What is the difference between investing and trading?
Investing and trading are two very different methods of attempting to profit in the financial markets. The goal of investing is to gradually build wealth over an extended period of time through the buying and holding of a portfolio of stocks, baskets of stocks, mutual funds, bonds and other investment instruments. Investors often enhance their profits through compounding, or reinvesting any profits and dividends into additional shares of stock. Investments are often held for a period of years, or even decades, taking advantage of perks like interest, dividends and stock splits along the way. While markets inevitably fluctuate, investors will "ride out" the downtrends with the expectation that prices will rebound and any losses will eventually be recovered. Investors are typically more concerned with market fundamentals, such as price/earnings ratios and management forecasts.
Trading, on the other hand, involves the more frequent buying and selling of stock, commodities, currency pairs or other instruments, with the goal of generating returns that outperform buy-and-hold investing. While investors may be content with a 10 to 15% annual return, traders might seek a 10% return each month. Trading profits are generated through buying at a lower price and selling at a higher price within a relatively short period of time. The reverse is also true: trading profits are made by selling at a higher price and buying to cover at a lower price (known as "selling short") to profit in falling markets. Where buy-and-hold investors wait out less profitable positions, traders must make profits (or take losses) within a specified period of time, and often use a protective stop loss order to automatically close out losing positions at a predetermined price level. Traders often employ technical analysis tools, such as moving averages and stochastic oscillators, to find high-probability trading setups.
A trader's "style" refers to the timeframe or holding period in which stocks, commodities or other trading instruments are bought and sold. Traders generally fall into one of four categories:
- Position Trader – positions are held from months to years
- Swing Trader – positions are held from days to weeks
- Day Trader – positions are held throughout the day only with no overnight positions
- Scalp Trader – positions are held for seconds to minutes with no overnight positions
Traders often choose their trading style based on factors including: account size, amount of time that can be dedicated to trading, level of trading experience, personality and risk tolerance. Both investors and traders seek profits through market participation. In general, investors seek larger returns over an extended period through buying and holding. Traders, by contrast, take advantage of both rising and falling markets to enter and exit positions over a shorter timeframe, taking smaller, more frequent profits.
Both terms could actually be defined very broadly, and I am sure financial professionals could come up with many differences between the two. Here are the basics in my view.
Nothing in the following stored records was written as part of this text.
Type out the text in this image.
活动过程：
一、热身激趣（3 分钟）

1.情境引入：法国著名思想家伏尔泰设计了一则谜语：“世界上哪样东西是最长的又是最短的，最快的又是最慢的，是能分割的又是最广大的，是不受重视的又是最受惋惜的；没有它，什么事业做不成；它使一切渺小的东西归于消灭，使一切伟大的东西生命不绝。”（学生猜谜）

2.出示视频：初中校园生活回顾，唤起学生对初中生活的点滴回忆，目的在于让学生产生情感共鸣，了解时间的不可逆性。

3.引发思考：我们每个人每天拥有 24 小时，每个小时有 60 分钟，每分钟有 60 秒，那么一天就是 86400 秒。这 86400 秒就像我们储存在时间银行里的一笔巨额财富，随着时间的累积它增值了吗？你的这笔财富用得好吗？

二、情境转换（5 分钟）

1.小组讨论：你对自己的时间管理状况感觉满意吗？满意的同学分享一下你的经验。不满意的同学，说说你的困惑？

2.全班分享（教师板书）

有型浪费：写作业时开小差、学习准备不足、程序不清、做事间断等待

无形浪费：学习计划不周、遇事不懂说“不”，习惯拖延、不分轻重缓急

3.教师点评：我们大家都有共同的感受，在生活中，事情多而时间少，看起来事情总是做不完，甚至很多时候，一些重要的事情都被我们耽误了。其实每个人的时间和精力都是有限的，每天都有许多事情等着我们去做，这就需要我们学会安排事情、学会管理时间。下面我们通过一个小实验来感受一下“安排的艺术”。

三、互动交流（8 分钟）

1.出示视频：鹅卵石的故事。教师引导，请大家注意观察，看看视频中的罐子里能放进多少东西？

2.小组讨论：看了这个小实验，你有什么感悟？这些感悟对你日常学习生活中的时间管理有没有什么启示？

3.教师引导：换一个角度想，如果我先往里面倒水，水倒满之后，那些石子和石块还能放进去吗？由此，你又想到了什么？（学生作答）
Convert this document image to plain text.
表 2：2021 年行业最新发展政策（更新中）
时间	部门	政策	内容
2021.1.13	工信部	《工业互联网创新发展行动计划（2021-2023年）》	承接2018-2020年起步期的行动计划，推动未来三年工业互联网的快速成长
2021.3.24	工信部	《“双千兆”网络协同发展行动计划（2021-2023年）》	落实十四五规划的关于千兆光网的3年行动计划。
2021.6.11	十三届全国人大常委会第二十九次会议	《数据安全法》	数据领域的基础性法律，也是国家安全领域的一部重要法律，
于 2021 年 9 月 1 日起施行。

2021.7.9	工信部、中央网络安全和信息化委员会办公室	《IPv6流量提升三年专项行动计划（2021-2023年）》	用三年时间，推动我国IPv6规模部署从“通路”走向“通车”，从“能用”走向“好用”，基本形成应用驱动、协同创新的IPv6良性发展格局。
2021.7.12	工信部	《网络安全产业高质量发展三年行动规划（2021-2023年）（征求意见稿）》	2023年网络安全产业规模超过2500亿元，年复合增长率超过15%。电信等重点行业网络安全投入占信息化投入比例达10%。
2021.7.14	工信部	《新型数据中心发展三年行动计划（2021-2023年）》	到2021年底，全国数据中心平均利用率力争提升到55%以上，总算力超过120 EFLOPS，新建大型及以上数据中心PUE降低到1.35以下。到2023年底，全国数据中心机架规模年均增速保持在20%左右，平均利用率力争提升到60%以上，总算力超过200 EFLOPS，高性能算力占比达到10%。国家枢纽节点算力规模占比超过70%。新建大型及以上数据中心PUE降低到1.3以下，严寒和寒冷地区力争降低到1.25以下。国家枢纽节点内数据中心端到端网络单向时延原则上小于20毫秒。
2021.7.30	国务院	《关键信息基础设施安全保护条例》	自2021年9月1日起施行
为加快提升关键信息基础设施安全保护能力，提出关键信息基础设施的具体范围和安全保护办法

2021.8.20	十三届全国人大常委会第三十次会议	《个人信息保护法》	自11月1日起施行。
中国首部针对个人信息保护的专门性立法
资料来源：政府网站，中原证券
Investing is the act of owning something, it could be an individual stock, a mutual fund, a property, or anything else you feel has less value today than you think it will in the future. Trading is the actual transaction that occurs when you buy or sell investments. If you are an investor, typically it means you are a person who is holding on to something for the purpose of earning a profit when the value increases. If you are a trader, then you are the person creating transactions. You are buying or selling the investments for yourself or others. Traders could be viewed as attempting to take advantage of short term market swings, while investors could be said to take a more long term approach.
Hope that defines it for you. Happy investing. . .or should I say trading? Your choice.
Wyatt A. Moerdyk, AIF®
Chief Compliance Officer
Accredited Investment Fiduciary®
10004 Johns Road
Boerne, TX 78006
Investment Advisory Services offered through Evidence Advisors, LLC, a registered investment advisor. Investopedia, LLC and Evidence Advisors, LLC are not affiliated.
Think “investing” as a form of planning, and “trading” as the final execution. Ideally you want to have a plan first before any implementations, but in reality, many investors have itchy fingers and are ready to trade as the result of obtaining financial tips from the grapevine. Naturally we all want to get rich faster, and watching or hearing our family, friends, and neighbors doing well financially motivates us even more to catch up. However, your family and friends’ situations may very well different from yours. They may have a big emergency fund set up so they’re comfortable with their investment strategy even if the sky is falling. On the other hand, you may only have one brokerage account, and you may get a double-whammy at the worst time—access your money when the market is down. So, ask yourself, “If I’m a solider on the ground, would I go to a rescue mission without a plan?” If the answer is no, you know you need to consult a professional CFP® to get an investment plan done first before making the trades. Best!
What a great question for Investopedia!
This is really a philosophical question of sorts because there is some blurring between the terms. In a nutshell, however, investing is generally the pursuit of a longer term increase in the value of a security such as a stock or bond. Trading is really not concerned about the long-term prospects of a security--rather a trader seeks to profit simply from the pricing movement of a security. I hope that helps. Good luck!
Trading is pure speculation that has nothing to do with investing. If you are a professional trader, you would be buying and selling securities from/to investors. As a professional trader, the prices you would sell at would be higher than the prices you would pay if you were buying from investors. The difference between the two is the profit you would make. If you are not a professional investor, just buying and selling quickly based on some gut reaction, you would not have that advantage and would be fully exposed to changes in investor psychology. In plain English, don't do it.